Second, negotiate by focusing on what your bosses want. Shortly after being funded as a Project on Death in America Faculty Scholar, I decided that we needed to build a clinical palliative care consultative service at the University of Pittsburgh.

Find the intersection between your own goals and your boss’s goals.

In talking with my colleagues around the country, it was clear that a primary barrier was getting financial support for clinicians’ salaries. We spent almost 2 years developing a business plan and negotiating with our hospital for support. While our administrators care deeply about quality care, the primary selling points for them had to do with length of stay and decreasing costs.

While I believe palliative care is much more than this (and our administrators have come to appreciate this), I learned to negotiate using the metrics that our administrators cared about most. This point was driven home when we developed a relationship with our heart failure program.

In the first five years of our service, we rarely saw patients who had chronic congestive heart failure despite our administrators reminding us that this was the most common diagnosis, the most common reason for readmission, and an extraordinarily important cost center for them.

We, therefore, began having bi-monthly meetings with the leaders of the heart failure program to try to understand what they wanted from palliative care and how we could be responsive to their needs.

We learned that what they wanted was help dealing with pain, depression, anxiety, and disposition. They feared we would talk too quickly about end-of-life topics. By focusing on their needs, we won their trust. We now get more consults from the heart failure and heart transplant programs than any other service at our institution.

Be Intentional

Unless you have unlimited time, you have to choose what counts in your life. My style is to say yes to everything. This may be a good start-up strategy when you have to scrounge for resources; however, it is not what a mature program needs.
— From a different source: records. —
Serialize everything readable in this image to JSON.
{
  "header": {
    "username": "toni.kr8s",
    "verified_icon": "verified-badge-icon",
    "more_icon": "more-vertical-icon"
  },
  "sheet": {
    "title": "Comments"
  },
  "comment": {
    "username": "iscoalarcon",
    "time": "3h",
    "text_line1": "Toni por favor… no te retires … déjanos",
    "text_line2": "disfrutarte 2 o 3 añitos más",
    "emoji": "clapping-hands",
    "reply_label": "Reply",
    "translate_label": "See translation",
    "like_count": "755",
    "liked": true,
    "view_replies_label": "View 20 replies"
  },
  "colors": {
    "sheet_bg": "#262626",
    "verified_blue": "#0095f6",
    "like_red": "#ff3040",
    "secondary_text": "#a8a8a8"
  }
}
A mature program needs to have a strategic plan so that resources can be distributed in a strategic manner. A mature program needs processes, policies, and a structure that faculty and staff can depend on.

A mature program needs to have a strategic plan so that resources can be distributed in a strategic manner. A mature program needs processes, policies, and a structure that faculty and staff can depend on.
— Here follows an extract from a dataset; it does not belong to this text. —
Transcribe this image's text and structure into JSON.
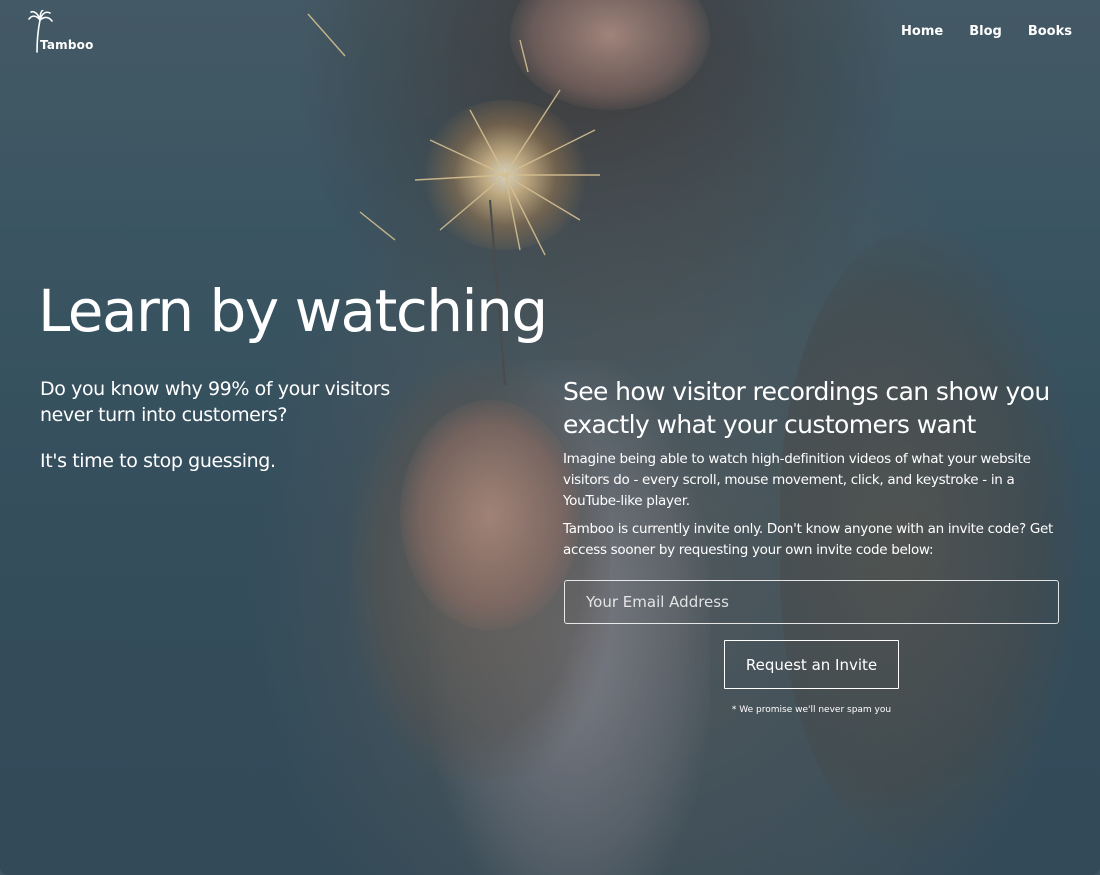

When I am constantly overcommitted and living at the edge, I do not have time to reflect on what the program really needs. This is why, despite my natural inclination, I have tried to be more intentional about program development. We currently have two meetings per month where all discussion is focused on our programmatic goals and how to achieve them. We talk about what people want to attain in their personal and professional lives and how we can structure the program to help them meet these goals. While the process is difficult, I believe it works.
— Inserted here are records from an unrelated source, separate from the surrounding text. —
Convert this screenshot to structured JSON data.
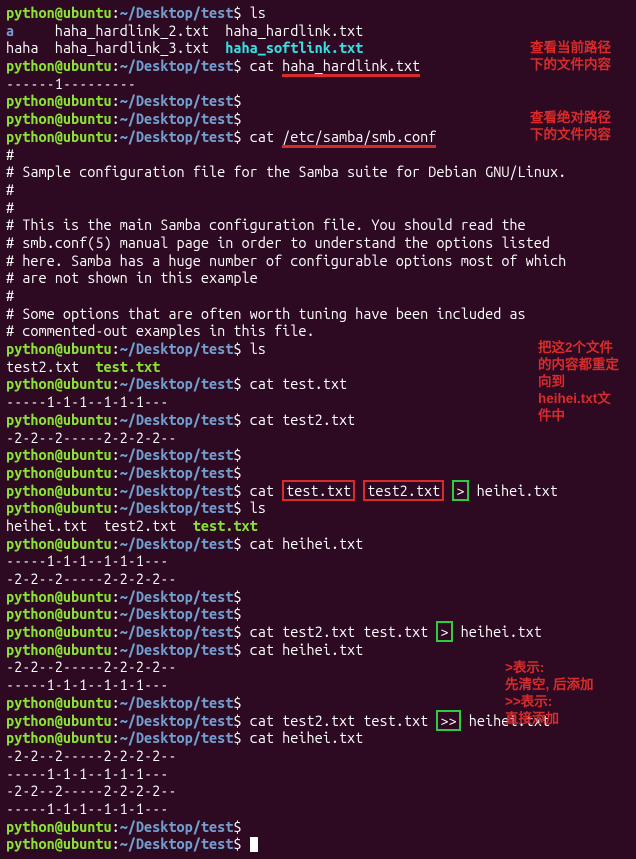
{
  "prompt": {
    "user": "python@ubuntu",
    "colon": ":",
    "path": "~/Desktop/test",
    "dollar": "$"
  },
  "lines": {
    "l0_cmd": " ls",
    "l1_a": "a",
    "l1_b": "     haha_hardlink_2.txt  haha_hardlink.txt",
    "l2_a": "haha",
    "l2_b": "  haha_hardlink_3.txt  ",
    "l2_soft": "haha_softlink.txt",
    "l3_cmd": " cat ",
    "l3_arg": "haha_hardlink.txt",
    "l4": "------1---------",
    "l7_cmd": " cat ",
    "l7_arg": "/etc/samba/smb.conf",
    "l8": "#",
    "l9": "# Sample configuration file for the Samba suite for Debian GNU/Linux.",
    "l10": "#",
    "l11": "#",
    "l12": "# This is the main Samba configuration file. You should read the",
    "l13": "# smb.conf(5) manual page in order to understand the options listed",
    "l14": "# here. Samba has a huge number of configurable options most of which",
    "l15": "# are not shown in this example",
    "l16": "#",
    "l17": "# Some options that are often worth tuning have been included as",
    "l18": "# commented-out examples in this file.",
    "l19_cmd": " ls",
    "l20_a": "test2.txt  ",
    "l20_b": "test.txt",
    "l21_cmd": " cat test.txt",
    "l22": "-----1-1-1--1-1-1---",
    "l23_cmd": " cat test2.txt",
    "l24": "-2-2--2-----2-2-2-2--",
    "l27_cmd": " cat ",
    "l27_a": "test.txt",
    "l27_sp1": " ",
    "l27_b": "test2.txt",
    "l27_sp2": " ",
    "l27_c": ">",
    "l27_sp3": " heihei.txt",
    "l28_cmd": " ls",
    "l29_a": "heihei.txt  test2.txt  ",
    "l29_b": "test.txt",
    "l30_cmd": " cat heihei.txt",
    "l31": "-----1-1-1--1-1-1---",
    "l32": "-2-2--2-----2-2-2-2--",
    "l35_cmd": " cat test2.txt test.txt ",
    "l35_gt": ">",
    "l35_after": " heihei.txt",
    "l36_cmd": " cat heihei.txt",
    "l37": "-2-2--2-----2-2-2-2--",
    "l38": "-----1-1-1--1-1-1---",
    "l40_cmd": " cat test2.txt test.txt ",
    "l40_gt": ">>",
    "l40_after": " heihei.txt",
    "l41_cmd": " cat heihei.txt",
    "l42": "-2-2--2-----2-2-2-2--",
    "l43": "-----1-1-1--1-1-1---",
    "l44": "-2-2--2-----2-2-2-2--",
    "l45": "-----1-1-1--1-1-1---"
  },
  "anno": {
    "a1_l1": "查看当前路径",
    "a1_l2": "下的文件内容",
    "a2_l1": "查看绝对路径",
    "a2_l2": "下的文件内容",
    "a3_l1": "把这2个文件",
    "a3_l2": "的内容都重定",
    "a3_l3": "向到",
    "a3_l4": "heihei.txt文",
    "a3_l5": "件中",
    "a4_l1": ">表示:",
    "a4_l2": "先清空, 后添加",
    "a4_l3": ">>表示:",
    "a4_l4": "直接添加"
  }
}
This advice also works in your private life when trying to decide how to balance work and home. Time is limited. As someone who is not very good at setting limits, I often missed dinner, much to the dismay of my wife. It seemed like there was always an emergency meeting with patients’ families that caused me to be late. While my reasons for missing dinner were valid, the result was that I was not present enough with my family. It took sitting down and thinking about what was important to come up with a creative workable decision. (I go home at 6 PM regardless. If I need to back, I go after dinner.)

The last ten years of my career have been a joy. I often feel blessed to be paid to do work the that I love and care about so deeply. I hope the three lessons discussed above will help the next generation find their way, much as I found mine.

My final wish would be that people continue to treat each other as kindly and compassionately as they treat their patients. Much of what has been a joy about doing palliative care is the sense of collegiality and friendship I have found among my colleagues. I hope, as the field matures, that we keep that sense of joy and compassion.